The community of thought, host of angels,

they used to call it. Muses, or mother

of memory, itself. Not allegory, but

symbol, as Yeats and Blake used it.

Thus disregard the memory, and rely on

some other mechanism of the mind,

which presents image and does endure,

out of time, which after all, is only

an illusion of the mind. Or does

time exist, outside the mind? And

can create and destroy the mind, too.

Ah, sad, suffering destroying mind

that can create time, too; that is all I know.

the mind is all I want to know.

And need to know on the earth of man.

That is all ye need to know; truth and beauty

 exists outside our minds.

“Truth is beheld by the intellect; beauty

by the imagination,” Joyce said

3.

Not compte enough. The Known is never complete

enough. It is the unKnown which completes me.

For which I hunger. For which I lack

words. Or mind. Oh, complete me. Dictate to me

words of my soul. I have listened for you

long enough. And yet not long enough. The

moon is never complete. But partial

to our eye. I hunger for the lost side of the moon,

the new moon is the new meter.

As I lie in the dark, I dream of the future.
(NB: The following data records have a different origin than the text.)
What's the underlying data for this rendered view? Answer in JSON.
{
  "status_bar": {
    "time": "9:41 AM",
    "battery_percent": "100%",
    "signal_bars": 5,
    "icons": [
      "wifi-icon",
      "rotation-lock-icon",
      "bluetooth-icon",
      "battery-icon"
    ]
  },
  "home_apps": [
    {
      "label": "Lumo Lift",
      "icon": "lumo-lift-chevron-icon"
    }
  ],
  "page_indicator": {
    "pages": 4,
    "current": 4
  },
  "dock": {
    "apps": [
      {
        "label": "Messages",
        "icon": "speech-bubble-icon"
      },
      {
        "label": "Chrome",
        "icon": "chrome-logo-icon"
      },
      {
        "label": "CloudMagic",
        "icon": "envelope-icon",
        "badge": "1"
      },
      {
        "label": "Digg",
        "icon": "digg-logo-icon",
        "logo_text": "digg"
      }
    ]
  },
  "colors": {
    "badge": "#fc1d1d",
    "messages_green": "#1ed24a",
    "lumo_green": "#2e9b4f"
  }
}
The contemplation of the past. My candles

have burned out; I cannot see.

Hunger breeds inspiration. When I am

fed, I do not create;

Lovers lie whispering next door.

Upstairs the poet walks on creaking

floors, after mid-night, his inspiration, their hands meet on the telephone

burnt out, his soul burned by flames he

cannot quench.

Whence comes this thought, these

words. My words are dictated me, as if

on some unknown machine, they tele-

type across my brain. Not all of them.

The word is the only world; the world is only

a word; but it is more than it. It is a never

quenching flame, that can burn you out

and take all you have, and still ask for

more, plead for more quickly. It can

take every emotion you lavish on an object and exhaust it

so quickly that you fall dying on the

roadside; bed so quickly, you murmur,

only to rise again the next morning to

feed it again. To feed on you; feed on it.

That is the only answer. Be impartial,

cold to everything and it dies quickly.

But be cold and you die quickly.

John Wieners

for what it’s worth. A bad Sept 29, 1965

entry full of sloppy thinking out of tiredness.